コラム10 ドイツにおける条件付起訴猶予制度の運用状況

ドイツには,日本と同様,検察官が公訴を提起しないことのできる起訴猶予制度があるが,それとは別に,一定の事件について,検察官が公訴の提起を暫定的に猶予し,被疑者に対して賦課事項又は遵守事項を課し,被疑者が賦課事項又は遵守事項を履行したときは,訴追することができなくなる条件付起訴猶予の制度がある。連邦制を採用するドイツでは州によって運用の仕方に多少の違いがあるが,条件付起訴猶予制度はドイツ全土に適用される刑事訴訟法に153条aとして規定されている。

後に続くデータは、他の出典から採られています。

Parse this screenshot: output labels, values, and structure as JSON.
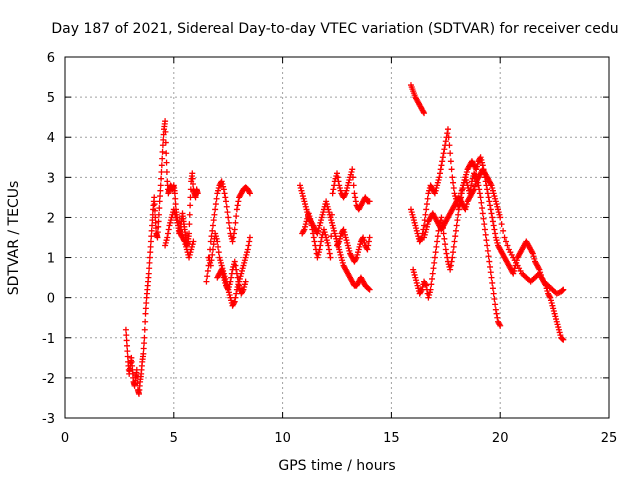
{
  "chart_data": {
    "type": "scatter",
    "title": "Day 187 of 2021, Sidereal Day-to-day VTEC variation (SDTVAR) for receiver cedu",
    "xlabel": "GPS time / hours",
    "ylabel": "SDTVAR / TECUs",
    "xlim": [
      0,
      25
    ],
    "ylim": [
      -3,
      6
    ],
    "grid": true,
    "marker": "plus",
    "color": "#ff0000",
    "xticks": [
      "0",
      "5",
      "10",
      "15",
      "20",
      "25"
    ],
    "yticks": [
      "-3",
      "-2",
      "-1",
      "0",
      "1",
      "2",
      "3",
      "4",
      "5",
      "6"
    ],
    "series": [
      {
        "name": "segment-1",
        "x": [
          2.8,
          2.85,
          2.9,
          2.95,
          3.0,
          3.05,
          3.1,
          3.15,
          3.2,
          3.25,
          3.3,
          3.35,
          3.4,
          3.45,
          3.5,
          3.55,
          3.6,
          3.65,
          3.7,
          3.75,
          3.8,
          3.85,
          3.9,
          3.95,
          4.0,
          4.05,
          4.1,
          4.15,
          4.2,
          4.25,
          4.3,
          4.35,
          4.4,
          4.45,
          4.5,
          4.55,
          4.6,
          4.65,
          4.7,
          4.75,
          4.8,
          4.85,
          4.9,
          4.95,
          5.0,
          5.05,
          5.1,
          5.15,
          5.2,
          5.25,
          5.3,
          5.35,
          5.4,
          5.45,
          5.5,
          5.55,
          5.6,
          5.65,
          5.7,
          5.75,
          5.8,
          5.85,
          5.9,
          5.95,
          6.0,
          6.05,
          6.1
        ],
        "y": [
          -0.8,
          -1.2,
          -1.6,
          -1.9,
          -1.7,
          -1.5,
          -1.8,
          -2.1,
          -2.2,
          -2.0,
          -1.8,
          -2.3,
          -2.4,
          -2.1,
          -1.9,
          -1.6,
          -1.4,
          -1.0,
          -0.4,
          0.0,
          0.3,
          0.6,
          1.0,
          1.4,
          1.8,
          2.2,
          2.5,
          2.0,
          1.6,
          1.5,
          1.9,
          2.4,
          2.8,
          3.3,
          3.8,
          4.2,
          4.4,
          3.6,
          2.9,
          2.6,
          2.7,
          2.8,
          2.75,
          2.7,
          2.8,
          2.6,
          2.2,
          2.0,
          1.8,
          1.6,
          1.7,
          1.9,
          2.1,
          1.9,
          1.7,
          1.5,
          1.3,
          1.4,
          1.6,
          2.3,
          2.9,
          3.1,
          2.7,
          2.6,
          2.5,
          2.7,
          2.6
        ]
      },
      {
        "name": "segment-1b",
        "x": [
          4.6,
          4.7,
          4.8,
          4.9,
          5.0,
          5.1,
          5.2,
          5.3,
          5.4,
          5.5,
          5.6,
          5.7,
          5.8,
          5.9
        ],
        "y": [
          1.3,
          1.5,
          1.8,
          2.0,
          2.2,
          2.0,
          1.8,
          1.6,
          1.5,
          1.4,
          1.2,
          1.0,
          1.2,
          1.4
        ]
      },
      {
        "name": "segment-2",
        "x": [
          6.5,
          6.6,
          6.7,
          6.8,
          6.9,
          7.0,
          7.1,
          7.2,
          7.3,
          7.4,
          7.5,
          7.6,
          7.7,
          7.8,
          7.9,
          8.0,
          8.1,
          8.2,
          8.3,
          8.4,
          8.5
        ],
        "y": [
          0.4,
          0.8,
          1.4,
          1.8,
          2.2,
          2.6,
          2.8,
          2.9,
          2.7,
          2.4,
          2.0,
          1.6,
          1.4,
          1.7,
          2.2,
          2.5,
          2.6,
          2.7,
          2.75,
          2.7,
          2.6
        ]
      },
      {
        "name": "segment-2b",
        "x": [
          6.6,
          6.7,
          6.8,
          6.9,
          7.0,
          7.1,
          7.2,
          7.3,
          7.4,
          7.5,
          7.6,
          7.7,
          7.8,
          7.9,
          8.0,
          8.1,
          8.2,
          8.3,
          8.4,
          8.5
        ],
        "y": [
          1.0,
          0.8,
          1.2,
          1.6,
          1.4,
          1.0,
          0.8,
          0.6,
          0.4,
          0.2,
          0.0,
          -0.2,
          -0.1,
          0.2,
          0.4,
          0.6,
          0.8,
          1.0,
          1.2,
          1.5
        ]
      },
      {
        "name": "segment-2c",
        "x": [
          7.0,
          7.1,
          7.2,
          7.3,
          7.4,
          7.5,
          7.6,
          7.7,
          7.8,
          7.9,
          8.0,
          8.1,
          8.2,
          8.3
        ],
        "y": [
          0.5,
          0.6,
          0.7,
          0.5,
          0.3,
          0.2,
          0.4,
          0.7,
          0.9,
          0.6,
          0.3,
          0.1,
          0.2,
          0.4
        ]
      },
      {
        "name": "segment-3",
        "x": [
          10.8,
          10.9,
          11.0,
          11.1,
          11.2,
          11.3,
          11.4,
          11.5,
          11.6,
          11.7,
          11.8,
          11.9,
          12.0,
          12.1,
          12.2,
          12.3,
          12.4,
          12.5,
          12.6,
          12.7,
          12.8,
          12.9,
          13.0,
          13.1,
          13.2,
          13.3,
          13.4,
          13.5,
          13.6,
          13.7,
          13.8,
          13.9,
          14.0
        ],
        "y": [
          2.8,
          2.6,
          2.4,
          2.2,
          2.0,
          1.9,
          1.8,
          1.7,
          1.6,
          1.8,
          2.0,
          2.2,
          2.4,
          2.2,
          2.0,
          1.8,
          1.6,
          1.4,
          1.2,
          1.0,
          0.8,
          0.7,
          0.6,
          0.5,
          0.4,
          0.3,
          0.3,
          0.4,
          0.5,
          0.4,
          0.3,
          0.25,
          0.2
        ]
      },
      {
        "name": "segment-3b",
        "x": [
          10.9,
          11.0,
          11.1,
          11.2,
          11.3,
          11.4,
          11.5,
          11.6,
          11.7,
          11.8,
          11.9,
          12.0,
          12.1,
          12.2,
          12.3,
          12.4,
          12.5,
          12.6,
          12.7,
          12.8,
          12.9,
          13.0,
          13.1,
          13.2,
          13.3,
          13.4,
          13.5,
          13.6,
          13.7,
          13.8,
          13.9,
          14.0
        ],
        "y": [
          1.6,
          1.7,
          1.9,
          2.1,
          1.9,
          1.6,
          1.3,
          1.0,
          1.2,
          1.5,
          1.7,
          1.5,
          1.3,
          1.0,
          2.6,
          2.9,
          3.1,
          2.8,
          2.6,
          2.5,
          2.6,
          2.8,
          3.0,
          3.2,
          2.6,
          2.3,
          2.2,
          2.3,
          2.4,
          2.5,
          2.4,
          2.4
        ]
      },
      {
        "name": "segment-3c",
        "x": [
          12.5,
          12.6,
          12.7,
          12.8,
          12.9,
          13.0,
          13.1,
          13.2,
          13.3,
          13.4,
          13.5,
          13.6,
          13.7,
          13.8,
          13.9,
          14.0
        ],
        "y": [
          1.3,
          1.4,
          1.6,
          1.7,
          1.5,
          1.3,
          1.1,
          1.0,
          0.9,
          1.0,
          1.2,
          1.4,
          1.5,
          1.3,
          1.2,
          1.5
        ]
      },
      {
        "name": "segment-4",
        "x": [
          15.9,
          16.0,
          16.1,
          16.2,
          16.3,
          16.4,
          16.5
        ],
        "y": [
          5.3,
          5.15,
          5.0,
          4.9,
          4.8,
          4.7,
          4.6
        ]
      },
      {
        "name": "segment-5",
        "x": [
          15.9,
          16.0,
          16.1,
          16.2,
          16.3,
          16.4,
          16.5,
          16.6,
          16.7,
          16.8,
          16.9,
          17.0,
          17.1,
          17.2,
          17.3,
          17.4,
          17.5,
          17.6,
          17.7,
          17.8,
          17.9,
          18.0,
          18.1,
          18.2,
          18.3,
          18.4,
          18.5,
          18.6,
          18.7,
          18.8,
          18.9,
          19.0,
          19.1,
          19.2,
          19.3,
          19.4,
          19.5,
          19.6,
          19.7,
          19.8,
          19.9,
          20.0,
          20.1,
          20.2,
          20.3,
          20.4,
          20.5,
          20.6,
          20.7,
          20.8,
          20.9,
          21.0,
          21.1,
          21.2,
          21.3,
          21.4,
          21.5,
          21.6,
          21.7,
          21.8,
          21.9,
          22.0,
          22.1,
          22.2,
          22.3,
          22.4,
          22.5,
          22.6,
          22.7,
          22.8,
          22.9
        ],
        "y": [
          2.2,
          2.0,
          1.8,
          1.6,
          1.4,
          1.5,
          1.8,
          2.2,
          2.6,
          2.8,
          2.7,
          2.6,
          2.8,
          3.0,
          3.3,
          3.6,
          3.9,
          4.2,
          3.6,
          3.0,
          2.6,
          2.4,
          2.2,
          2.5,
          2.8,
          3.0,
          3.2,
          3.3,
          3.4,
          3.3,
          3.2,
          3.4,
          3.5,
          3.3,
          3.0,
          2.7,
          2.4,
          2.1,
          1.8,
          1.5,
          1.3,
          1.2,
          1.1,
          1.0,
          0.9,
          0.8,
          0.7,
          0.6,
          0.8,
          1.0,
          1.1,
          1.2,
          1.3,
          1.4,
          1.3,
          1.2,
          1.1,
          0.9,
          0.8,
          0.7,
          0.5,
          0.4,
          0.3,
          0.1,
          0.0,
          -0.2,
          -0.4,
          -0.6,
          -0.8,
          -1.0,
          -1.05
        ]
      },
      {
        "name": "segment-5b",
        "x": [
          16.0,
          16.1,
          16.2,
          16.3,
          16.4,
          16.5,
          16.6,
          16.7,
          16.8,
          16.9,
          17.0,
          17.1,
          17.2,
          17.3,
          17.4,
          17.5,
          17.6,
          17.7,
          17.8,
          17.9,
          18.0,
          18.1,
          18.2,
          18.3,
          18.4,
          18.5,
          18.6,
          18.7,
          18.8,
          18.9,
          19.0,
          19.1,
          19.2,
          19.3,
          19.4,
          19.5,
          19.6,
          19.7,
          19.8,
          19.9,
          20.0
        ],
        "y": [
          0.7,
          0.5,
          0.3,
          0.1,
          0.2,
          0.4,
          0.3,
          0.0,
          0.2,
          0.6,
          1.0,
          1.4,
          1.8,
          2.0,
          1.6,
          1.2,
          0.9,
          0.7,
          1.0,
          1.4,
          1.8,
          2.2,
          2.6,
          2.8,
          3.0,
          2.8,
          2.6,
          2.9,
          3.1,
          3.0,
          2.8,
          2.5,
          2.1,
          1.7,
          1.3,
          0.9,
          0.5,
          0.1,
          -0.3,
          -0.6,
          -0.7
        ]
      },
      {
        "name": "segment-5c",
        "x": [
          16.5,
          16.6,
          16.7,
          16.8,
          16.9,
          17.0,
          17.1,
          17.2,
          17.3,
          17.4,
          17.5,
          17.6,
          17.7,
          17.8,
          17.9,
          18.0,
          18.1,
          18.2,
          18.3,
          18.4,
          18.5,
          18.6,
          18.7,
          18.8,
          18.9,
          19.0,
          19.1,
          19.2,
          19.3,
          19.4,
          19.5,
          19.6,
          19.7,
          19.8,
          19.9,
          20.0,
          20.2,
          20.4,
          20.6,
          20.8,
          21.0,
          21.2,
          21.4,
          21.6,
          21.8,
          22.0,
          22.2,
          22.4,
          22.6,
          22.8,
          22.9
        ],
        "y": [
          1.5,
          1.7,
          1.9,
          2.0,
          2.1,
          2.0,
          1.9,
          1.8,
          1.7,
          1.8,
          1.9,
          2.0,
          2.1,
          2.2,
          2.3,
          2.4,
          2.5,
          2.4,
          2.3,
          2.2,
          2.4,
          2.5,
          2.6,
          2.7,
          2.9,
          3.0,
          3.1,
          3.2,
          3.1,
          3.0,
          2.9,
          2.8,
          2.6,
          2.4,
          2.2,
          2.0,
          1.5,
          1.2,
          1.0,
          0.8,
          0.6,
          0.5,
          0.4,
          0.5,
          0.6,
          0.4,
          0.3,
          0.2,
          0.1,
          0.15,
          0.2
        ]
      }
    ]
  }
}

バイエルン州にあるミュンヘン地方検察局の検察官によれば,連邦全体の検察官処理総数の約4%に条件付起訴猶予制度が適用されており,同州に限定すると,2016年は全体の3.3%に対して同制度が適用され,対象は窃盗,詐欺,交通事犯,租税犯罪,軽微な暴行,単純な経済事犯等,広い範囲にわたる(なお,同年における条件を付さない起訴猶予は全体の27.4%。)。適用の判断は個別の事件ごとに検察官が行うが,検察局内部には,被疑者が前科を有さず自白していることに加え,損害が軽微であることに関し,条件付起訴猶予を適用できる基準が存在し,条件を付さない起訴猶予処分と,罰金刑や懲役刑を求める起訴処分との間に位置する中間的処分として用いられている。

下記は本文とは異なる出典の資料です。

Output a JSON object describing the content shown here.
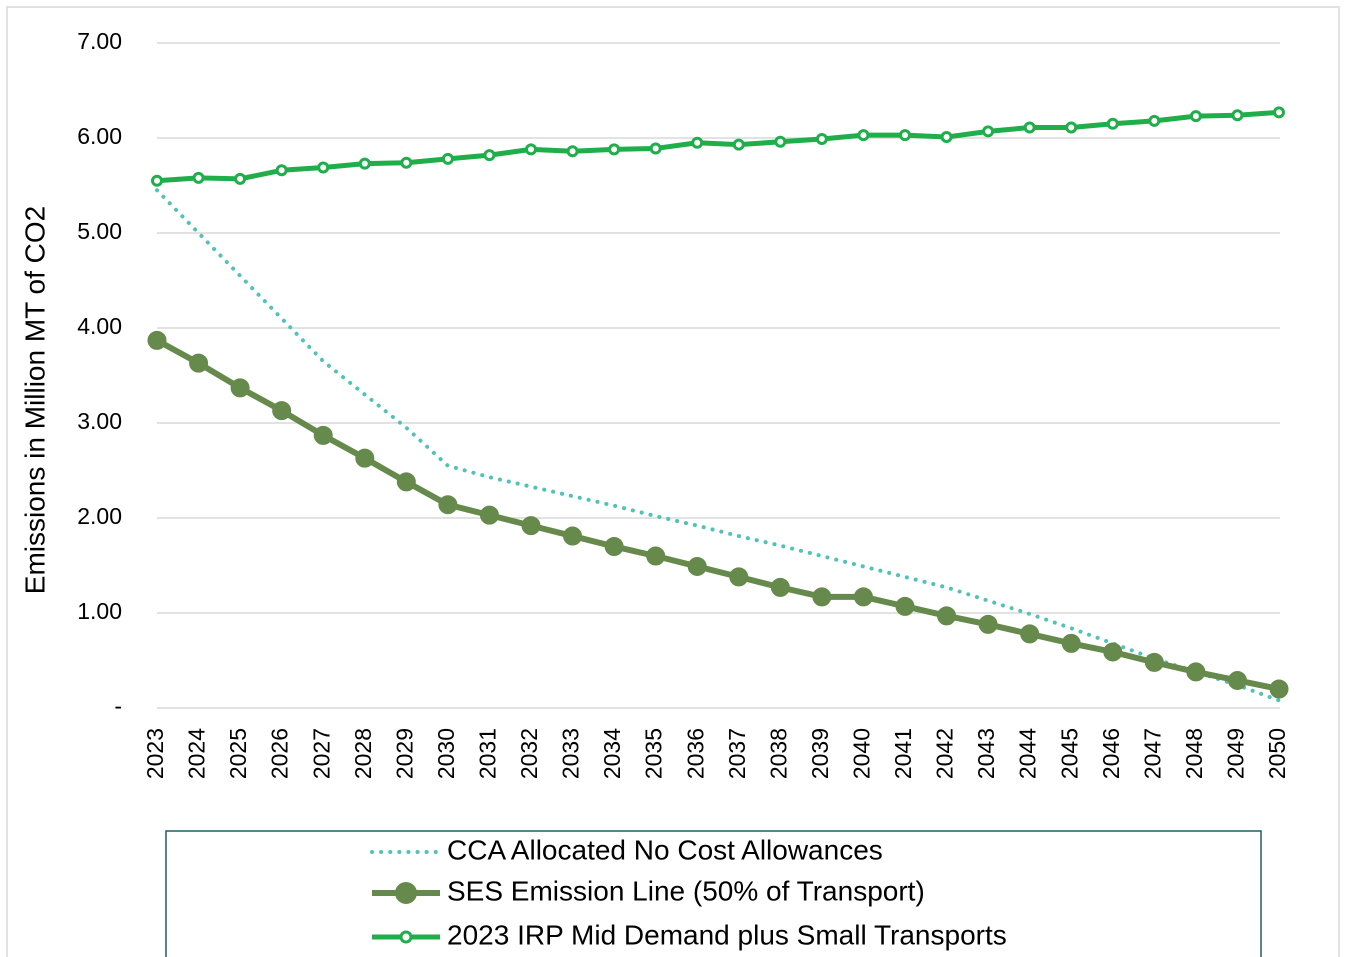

被疑者に対して課す賦課事項又は遵守事項としては,社会技能訓練への参加等も存在するが,大半は公共の施設又は国庫への金銭の支払であり,損害の回復を伴う被害者との和解がそれに続くという。公共の施設に対する金銭支払を求めるに当たり,検察官は,公共の施設から提出された応募リストから支払先を決定するが,粗暴事案であれば医療機関,子供が対象の事件であれば教育関係機関というように,被疑者が犯した罪に関連した支払先を選定するようにして,被疑者の納得と反省を促すようにする。被疑者及び裁判所が同意しないときは,同制度は適用されないが,被疑者にとっては,自己の犯罪が前科として取り扱われないメリットもあり,同制度の適用を進んで受け入れる者がほとんどである。検察官にとっても,再犯防止の観点から,何も条件を付さない起訴猶予よりも,一定の金銭支払等の負担を課すことにより,被疑者がその履行を通じて主体的に犯罪と向き合い,次の犯罪を回避するモチベーションとなるのではないかという期待がある。また,社会から見て,直ちに訴追するほどではないが,かといって被疑者が何の負担も負わないのもふに落ちないというような犯罪につき,刑罰そのものではなくとも,賦課事項や遵守事項という被疑者にとっての一種の負担を課すことは,公平や合理的妥当性の観点に沿うものでもある。

平成30年版高齢社会白書によれば,ドイツにおける2015年の総人口に占める65歳以上の人口の割合(高齢化率)は21.1%であり,同年における日本の高齢化率(26.6%)と比べれば低く,同年にドイツ全体で犯罪により検挙された者のうち60歳以上の者の割合も6.6%にとどまる。そのため,高齢犯罪者の問題はいまだそれほど強く意識されていないようであるし,高齢のみを理由に直ちに他の者より有利な取扱いをすることに対して慎重な見解も存在する。しかし,前科のない高齢者が犯罪に及んだ場合,条件付起訴猶予処分をすれば,当該高齢者が長年にわたり訴追されずに真面目な生活を送ってきたことを,訴追を回避する方向で考慮した上,賦課事項又は遵守事項の履行という相応の負担を課しつつも,手続上の負担軽減や裁判所出廷の回避等により,高齢者特有の健康問題への配慮が可能となるため,条件付起訴猶予処分は,高齢犯罪者の特性に応じた対応として,選択肢の一つとなっている。